Oh, Bledsoe underplays it-- he doesn't quite comes out & explain the plot through exposition until the fringe right wing blogger starts acting a damn fool-- but that is what it is. The Tufa are the Tuatha Dé Danann, brown-skinned & white-toothed, secret-songed & music-winged. Speaking of which, brief side note: when Andy Silliphant says "skin that song iron,"& they joke about his weird attempts to coin a catchphrase, all I can hear is a skald's kennings. I liked this book but...I don't know that I liked the protagonist? Bronwyn spends too much time doubting & denying & then...that denials just becomes her...answer to everything? I mean, the final compromise with Terry-Joe & the pastor I liked because it is messy, which makes it believable, but Brownyn's triumph is ultimately one of fate-- a fancy word for deus ex machina-- not character.

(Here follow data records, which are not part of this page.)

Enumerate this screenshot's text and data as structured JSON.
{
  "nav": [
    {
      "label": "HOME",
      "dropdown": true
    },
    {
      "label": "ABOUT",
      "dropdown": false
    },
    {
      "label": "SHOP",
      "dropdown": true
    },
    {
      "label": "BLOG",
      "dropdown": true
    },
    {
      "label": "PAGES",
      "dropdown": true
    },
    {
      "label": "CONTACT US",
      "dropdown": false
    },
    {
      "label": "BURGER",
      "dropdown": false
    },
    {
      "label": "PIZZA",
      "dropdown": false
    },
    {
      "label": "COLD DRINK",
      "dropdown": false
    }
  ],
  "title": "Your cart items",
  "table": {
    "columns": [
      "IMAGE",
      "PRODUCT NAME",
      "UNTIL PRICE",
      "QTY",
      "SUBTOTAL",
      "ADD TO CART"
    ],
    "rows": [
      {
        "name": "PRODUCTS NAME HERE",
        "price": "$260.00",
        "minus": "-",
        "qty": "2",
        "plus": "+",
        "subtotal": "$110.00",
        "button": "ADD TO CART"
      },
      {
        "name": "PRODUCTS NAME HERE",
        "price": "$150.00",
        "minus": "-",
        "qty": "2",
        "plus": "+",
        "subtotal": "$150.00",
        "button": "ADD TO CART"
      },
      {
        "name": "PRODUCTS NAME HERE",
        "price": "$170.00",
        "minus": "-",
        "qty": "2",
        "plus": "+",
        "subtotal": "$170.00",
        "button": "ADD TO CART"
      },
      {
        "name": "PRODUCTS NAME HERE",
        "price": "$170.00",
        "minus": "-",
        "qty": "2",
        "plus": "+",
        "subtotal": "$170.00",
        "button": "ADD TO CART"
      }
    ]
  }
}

You know who I do like a lot though? Don Swayback. He's the real story, if you ask me; he overcomes. I also liked the mention & brief appearance of the Sin-Eater. It is a favorite trick of Bledsoe: he imagines a full world, & then as he writes, he gets along to filling in the blanks. You'll find out his deal sooner or later, I'm sure. & while we're talking about things I'm sure of, I sure did hate Pafford & Dwayne; Bledsoe knows what he's about when he builds characters, which makes me think that it isn't a failure on his part to make me like Bronwyn...I just don't like her. Personally, I was hoping she'd start a third clan, or sing some new songs; all that talk of destiny, but what do we get out of it? She does her own thing. It isn't systemic, either; if she'd broken the hold of the pure-blooded, that would be one thing. See, I don't know if it would be the right thing-- would the Tufa just vanish, then? Or would they, like Don, still hear the night wind?-- but it would be a thing.
I also...well, I also didn't care for Pastor Chess, though I didn't mind him when the other Tufa were lecturing him. When the haint tells him in a dream "you are more than your job. The preacher doesn't have to be right. Craig does[,]" I was like, right on. Then again, when Pastor Landers tells him "[w]e also have noses that run & feet that smell. Sometimes the universe just doesn't make sense[,]" I had to grit my teeth. More "tides come in, tides go out" nonsense. Noses run because they are dark, moist holes that go into your body, & so you have defenses ready to flush stuff out of them; feet smell because bacteria eat foot sweat. These are not mysterious ways. Then again, the pastors bugging the crap out of me may be my own baggage.
I guess my thesis here is: I liked this book! I didn't particularly like the main characters, though, which means...well, it means maybe I'll like the second book better? My issues were largely personal preference, so hopefully Wisp of a Thing will be right up my alley. I like fairytales, & I like faeries. You know me. The strange elves of old, your Tolkien elves, your Book of Invasions, that is how I roll. There is an issue of...exoticism? That is, an insular ethnic enclave of...magical people can be problematic. That is something I'm eager to talk about with the book group; I think Bledsoe didn't map the Tufa onto Native American issues, but I want to hear the thoughts of those that did.